I don't remember the post, but she offhandedly (and jokingly) said something like "on a shore dive, I keep my regs in my mouth until I'm back at the car". At the time, I'd take them out once I got to the surface, and maybe switch to snorkel if there was chop. But the point was made, until there's no chance of getting your face wet, make sure you have air getting into your air hole.

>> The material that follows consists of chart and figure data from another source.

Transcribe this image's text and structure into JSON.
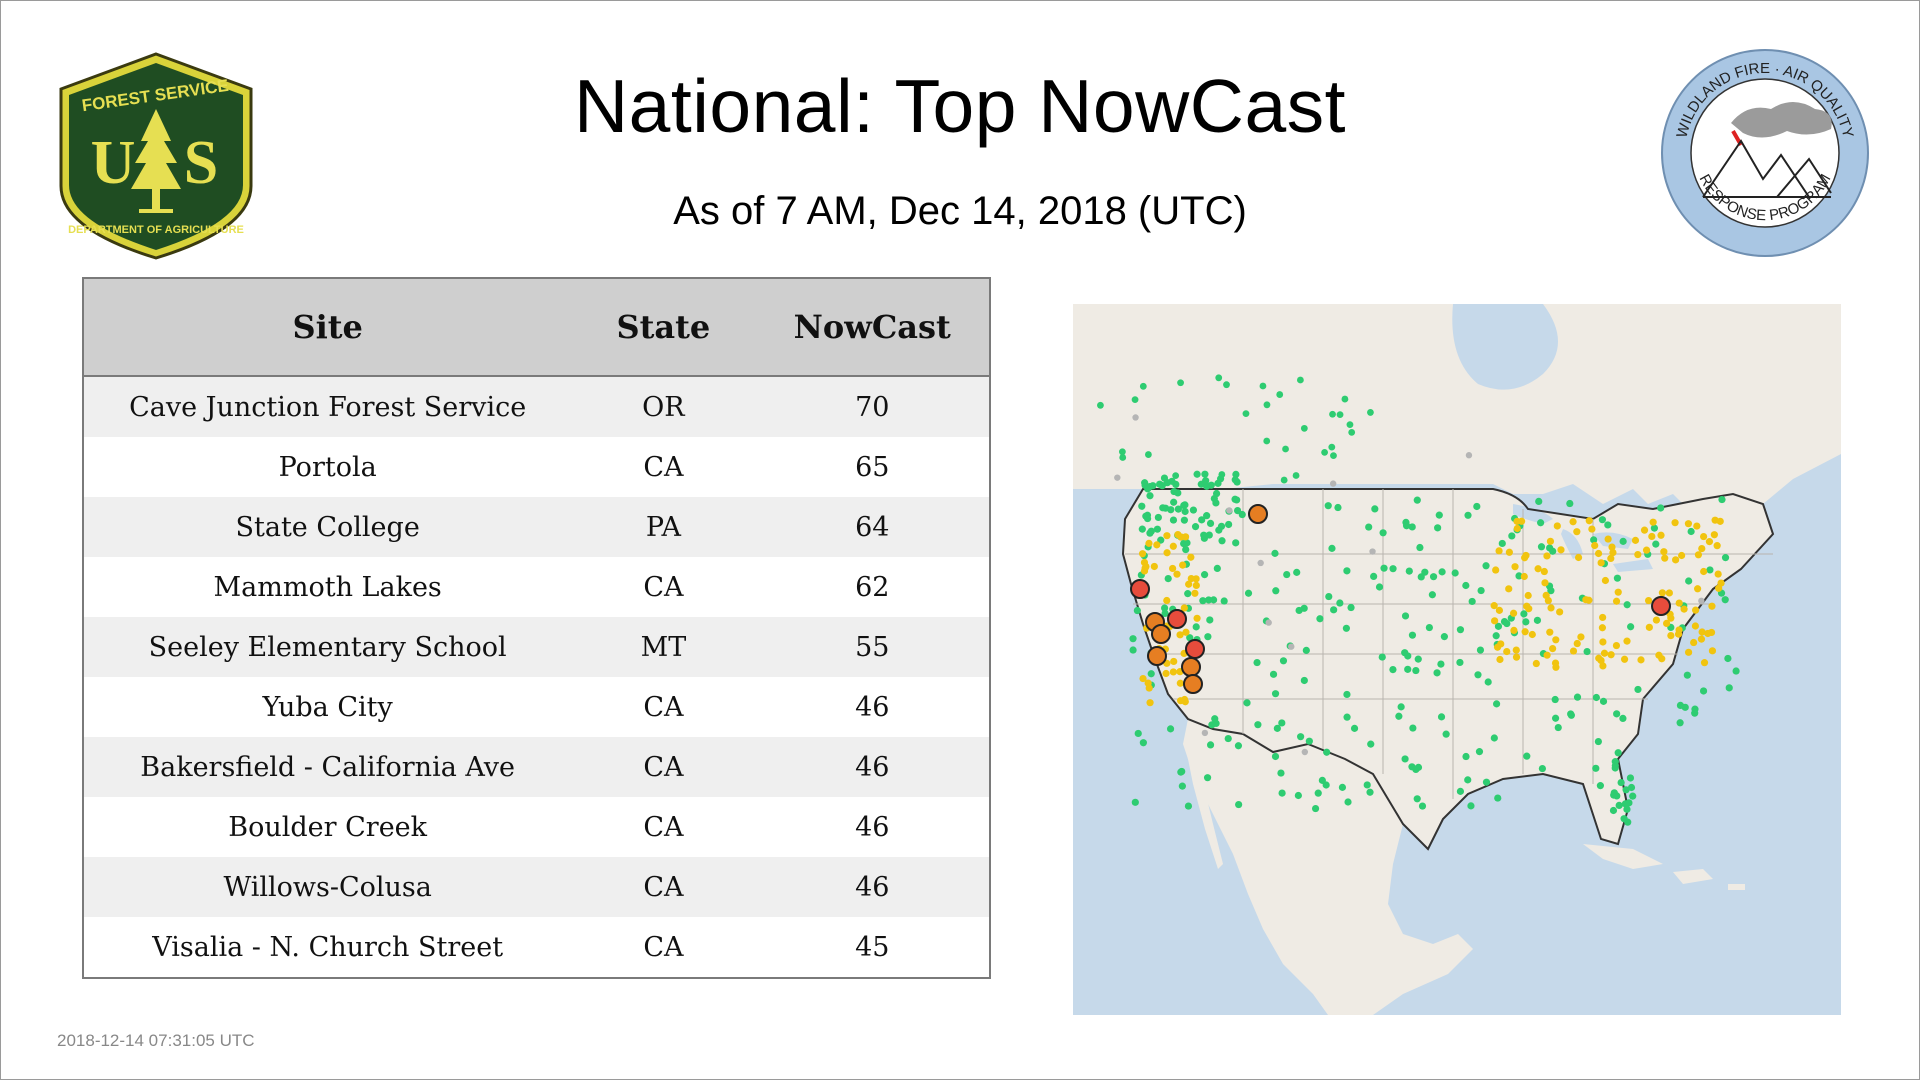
{
  "header": {
    "title": "National: Top NowCast",
    "subtitle": "As of  7 AM, Dec 14, 2018 (UTC)"
  },
  "logos": {
    "usfs": {
      "text_top": "FOREST SERVICE",
      "text_bottom": "DEPARTMENT OF AGRICULTURE",
      "letters": "U S"
    },
    "wfaq": {
      "text_top": "WILDLAND FIRE · AIR QUALITY",
      "text_bottom": "RESPONSE PROGRAM"
    }
  },
  "table": {
    "columns": [
      "Site",
      "State",
      "NowCast"
    ],
    "rows": [
      {
        "site": "Cave Junction Forest Service",
        "state": "OR",
        "nowcast": "70"
      },
      {
        "site": "Portola",
        "state": "CA",
        "nowcast": "65"
      },
      {
        "site": "State College",
        "state": "PA",
        "nowcast": "64"
      },
      {
        "site": "Mammoth Lakes",
        "state": "CA",
        "nowcast": "62"
      },
      {
        "site": "Seeley Elementary School",
        "state": "MT",
        "nowcast": "55"
      },
      {
        "site": "Yuba City",
        "state": "CA",
        "nowcast": "46"
      },
      {
        "site": "Bakersfield - California Ave",
        "state": "CA",
        "nowcast": "46"
      },
      {
        "site": "Boulder Creek",
        "state": "CA",
        "nowcast": "46"
      },
      {
        "site": "Willows-Colusa",
        "state": "CA",
        "nowcast": "46"
      },
      {
        "site": "Visalia - N. Church Street",
        "state": "CA",
        "nowcast": "45"
      }
    ]
  },
  "map": {
    "colors": {
      "good": "#2ecc71",
      "moderate": "#f1c40f",
      "usg": "#e67e22",
      "unhealthy": "#e74c3c",
      "nodata": "#b5b5b5",
      "water": "#c6d9ea",
      "land": "#efebe4"
    }
  },
  "footer": {
    "timestamp": "2018-12-14 07:31:05 UTC"
  }
}
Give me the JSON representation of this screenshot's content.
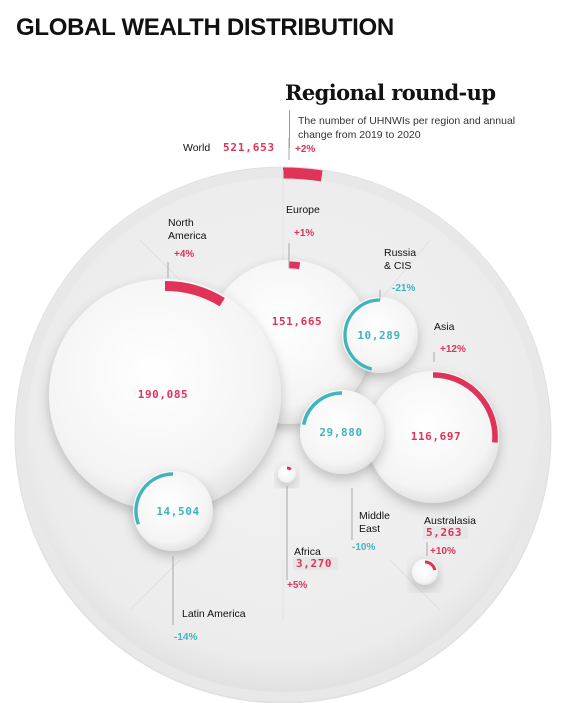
{
  "page_title": "GLOBAL WEALTH DISTRIBUTION",
  "subtitle": "Regional round-up",
  "description": "The number of UHNWIs per region and annual change from 2019 to 2020",
  "colors": {
    "positive": "#e0335a",
    "negative": "#3fb4bf",
    "label": "#222222",
    "badge_bg": "#e6e6e6",
    "leader": "#a8a8a8"
  },
  "chart_data": {
    "type": "bubble",
    "title": "GLOBAL WEALTH DISTRIBUTION",
    "subtitle": "Regional round-up",
    "total": {
      "region": "World",
      "value": 521653,
      "value_text": "521,653",
      "change_pct": 2,
      "change_text": "+2%"
    },
    "regions": [
      {
        "region": "North America",
        "value": 190085,
        "value_text": "190,085",
        "change_pct": 4,
        "change_text": "+4%"
      },
      {
        "region": "Europe",
        "value": 151665,
        "value_text": "151,665",
        "change_pct": 1,
        "change_text": "+1%"
      },
      {
        "region": "Russia & CIS",
        "value": 10289,
        "value_text": "10,289",
        "change_pct": -21,
        "change_text": "-21%"
      },
      {
        "region": "Asia",
        "value": 116697,
        "value_text": "116,697",
        "change_pct": 12,
        "change_text": "+12%"
      },
      {
        "region": "Middle East",
        "value": 29880,
        "value_text": "29,880",
        "change_pct": -10,
        "change_text": "-10%"
      },
      {
        "region": "Latin America",
        "value": 14504,
        "value_text": "14,504",
        "change_pct": -14,
        "change_text": "-14%"
      },
      {
        "region": "Africa",
        "value": 3270,
        "value_text": "3,270",
        "change_pct": 5,
        "change_text": "+5%"
      },
      {
        "region": "Australasia",
        "value": 5263,
        "value_text": "5,263",
        "change_pct": 10,
        "change_text": "+10%"
      }
    ]
  },
  "labels": {
    "world": "World",
    "north_america": [
      "North",
      "America"
    ],
    "europe": "Europe",
    "russia": [
      "Russia",
      "& CIS"
    ],
    "asia": "Asia",
    "middle_east": [
      "Middle",
      "East"
    ],
    "latin_america": "Latin America",
    "africa": "Africa",
    "australasia": "Australasia"
  }
}
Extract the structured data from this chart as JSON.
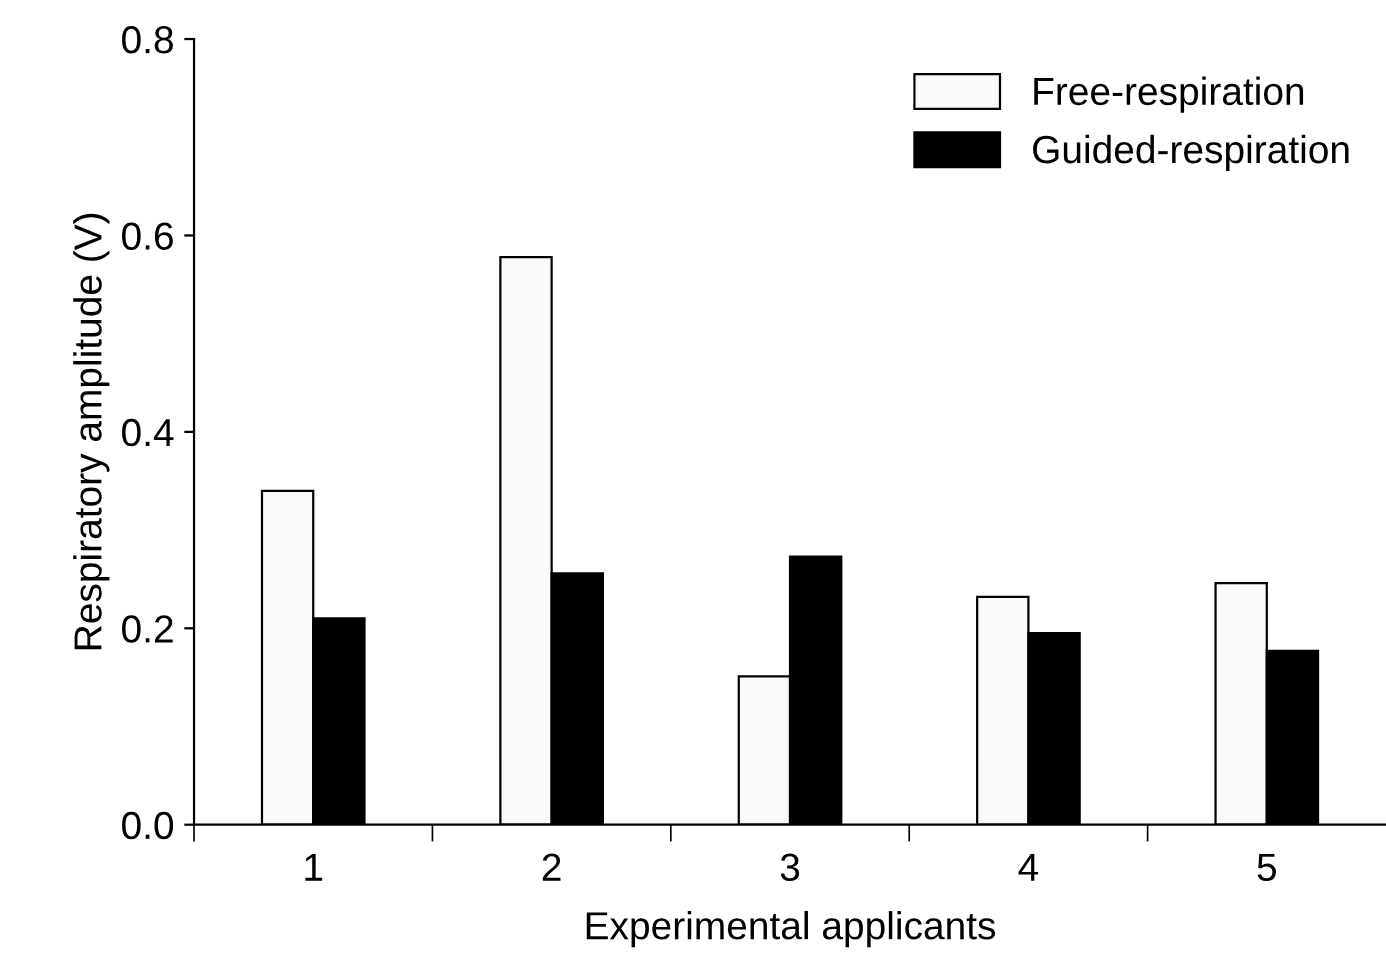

So the very first ocean dive with my new drysuit after that was at the local breakwater. It's a really easy dive site, and this one was decent but mostly unmemorable. I must have said something about keeping regs in to my buddy (an instabuddy from the local dive shop.) We surfaced, got onto the huge breakwater rocks (each is about 5 feet long, and 3 feet on each remaining side. They're big.) It was lowish tide, and we got onto a barnacle and seaweed covered layer to clamber back up and get to the staging area (read: parking lot) It's standard egress for the site.
This is where The Dive Became Memorable. I don't know what happened, wake from a container ship, meteor strike, but I got my a$$ handed to me by a huge wave, from behind, gooned down, cross-checking major plus misconduct suspension, face-down onto the rocks, underwater. I struggled with the 100# of gear to get up, got onto my knees, then it happened again. And again. And again. Over and over. It just didn't stop. I was face-down in the water, getting scraped along the barnacles and seaweed. This went on for more than a minute, and I couldn't get up. I found out my buddy couldn't help me because the waves kept him turtled.
Lucky my suit is a puncture-and abrasion-resistant style with Kevlar reinforcement, otherwise I would have had to replace it after one dive.
More importantly, lucky my buddy and I were still using regulated air. If we had switched to atmospheric, I don't know what would have happened. I'd likely have drowned.
That's how she saved my life, and hey, maybe my buddy's. Thanks, Lynne.
Does anyone know her preferred drink?